The article highlights some moral hazard of the hyper-militarization, which I would liken to “Field of Dreams”. If you build it, they will come. Well, if you give it to them, they will find a way to use it.

“With local law enforcement, their mission is to solve crimes after they’ve happened, and to ensure that people’s constitutional rights are protected in the process,” says Jesselyn McCurdy, senior legislative counsel for the American Civil Liberties Union. “The military obviously has a mission where they are fighting an enemy. When you use military tactics in the context of law enforcement, the missions don’t match, and that’s when you see trouble with the overmilitarization of police.”

When the only tool you have is a hammer, sooner or later, everything starts to look like a nail. When you arm officers to the teeth, when you train them for war, when you hire a disproportionate amount of ex-soldiers, and when you bombard their psyche with warrior mentality training it is not really a surprise when they start putting that training in to practice, no matter if its warranted or not.  Over the last decade we’ve seen an increasing number of SWAT teams raiding teenage rave parties or serving routine drug warrants on non-violent offenders, creating volatility and chaos where there would never have been any had the police taken a more conventional approach and we are even seeing incidents of police tasering and pepper-spraying children.

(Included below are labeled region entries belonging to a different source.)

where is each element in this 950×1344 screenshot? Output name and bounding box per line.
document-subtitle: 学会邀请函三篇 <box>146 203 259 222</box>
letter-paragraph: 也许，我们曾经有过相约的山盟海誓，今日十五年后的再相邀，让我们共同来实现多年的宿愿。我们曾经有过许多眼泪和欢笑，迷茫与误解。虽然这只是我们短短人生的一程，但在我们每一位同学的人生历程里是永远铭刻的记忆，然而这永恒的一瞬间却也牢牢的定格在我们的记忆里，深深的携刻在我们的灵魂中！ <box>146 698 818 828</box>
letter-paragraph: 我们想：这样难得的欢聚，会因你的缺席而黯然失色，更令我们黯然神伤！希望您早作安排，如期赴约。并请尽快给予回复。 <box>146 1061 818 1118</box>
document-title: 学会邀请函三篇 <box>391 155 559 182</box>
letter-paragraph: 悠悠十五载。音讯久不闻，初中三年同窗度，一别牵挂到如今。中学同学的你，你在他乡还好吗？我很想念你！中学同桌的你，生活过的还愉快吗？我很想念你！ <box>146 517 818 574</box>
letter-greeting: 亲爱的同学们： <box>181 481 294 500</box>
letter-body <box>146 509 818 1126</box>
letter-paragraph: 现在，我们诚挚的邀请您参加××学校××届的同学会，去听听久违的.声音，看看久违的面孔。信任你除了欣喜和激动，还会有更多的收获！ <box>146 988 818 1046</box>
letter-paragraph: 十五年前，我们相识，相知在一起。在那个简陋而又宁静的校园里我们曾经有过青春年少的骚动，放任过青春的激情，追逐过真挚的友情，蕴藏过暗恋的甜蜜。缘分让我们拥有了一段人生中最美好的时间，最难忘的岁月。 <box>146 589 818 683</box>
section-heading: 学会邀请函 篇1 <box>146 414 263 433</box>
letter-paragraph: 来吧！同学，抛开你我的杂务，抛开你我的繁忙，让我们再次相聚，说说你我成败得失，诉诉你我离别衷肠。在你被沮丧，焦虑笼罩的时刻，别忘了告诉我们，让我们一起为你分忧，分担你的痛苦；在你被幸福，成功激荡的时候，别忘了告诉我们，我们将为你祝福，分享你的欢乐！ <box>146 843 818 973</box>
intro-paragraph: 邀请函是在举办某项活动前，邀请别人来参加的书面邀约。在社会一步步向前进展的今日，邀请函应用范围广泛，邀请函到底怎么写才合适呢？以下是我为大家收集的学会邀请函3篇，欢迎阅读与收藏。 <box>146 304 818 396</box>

Riot police attacking protestors

Riot police attacking protestors

What will be the longer-term ramifications of increased militarization, especially in light of NDAA and the PATRIOT Act? I fear that these weapons will one day be turned on the people of this country. I fear that it is a matter of “when”, not “if”. We’re already seeing some of it in the deplorable way that local cops have handled several situations in the Occupy Movement, still in its infancy.

As government institutions always seek to preserve and expand their power even at the expense of their constituents’ liberties and livelihoods, there doesn’t need to be any evil villain, plotting and scheming, no Illuminati/New World Order tin-foil hat bullshit. All of the pieces are already falling in to place, the product of human action, not of human design. In other words, it doesn’t matter if they’re explicitly preparing for a civil war, everything they’re doing is inadvertently preparing for one, anyways.

A century ago, the Federal government’s armories were turned against its citizens, used to put down popular movements and general strikes.

Today, they’re shipping the munitions directly to what will eventually be the front lines.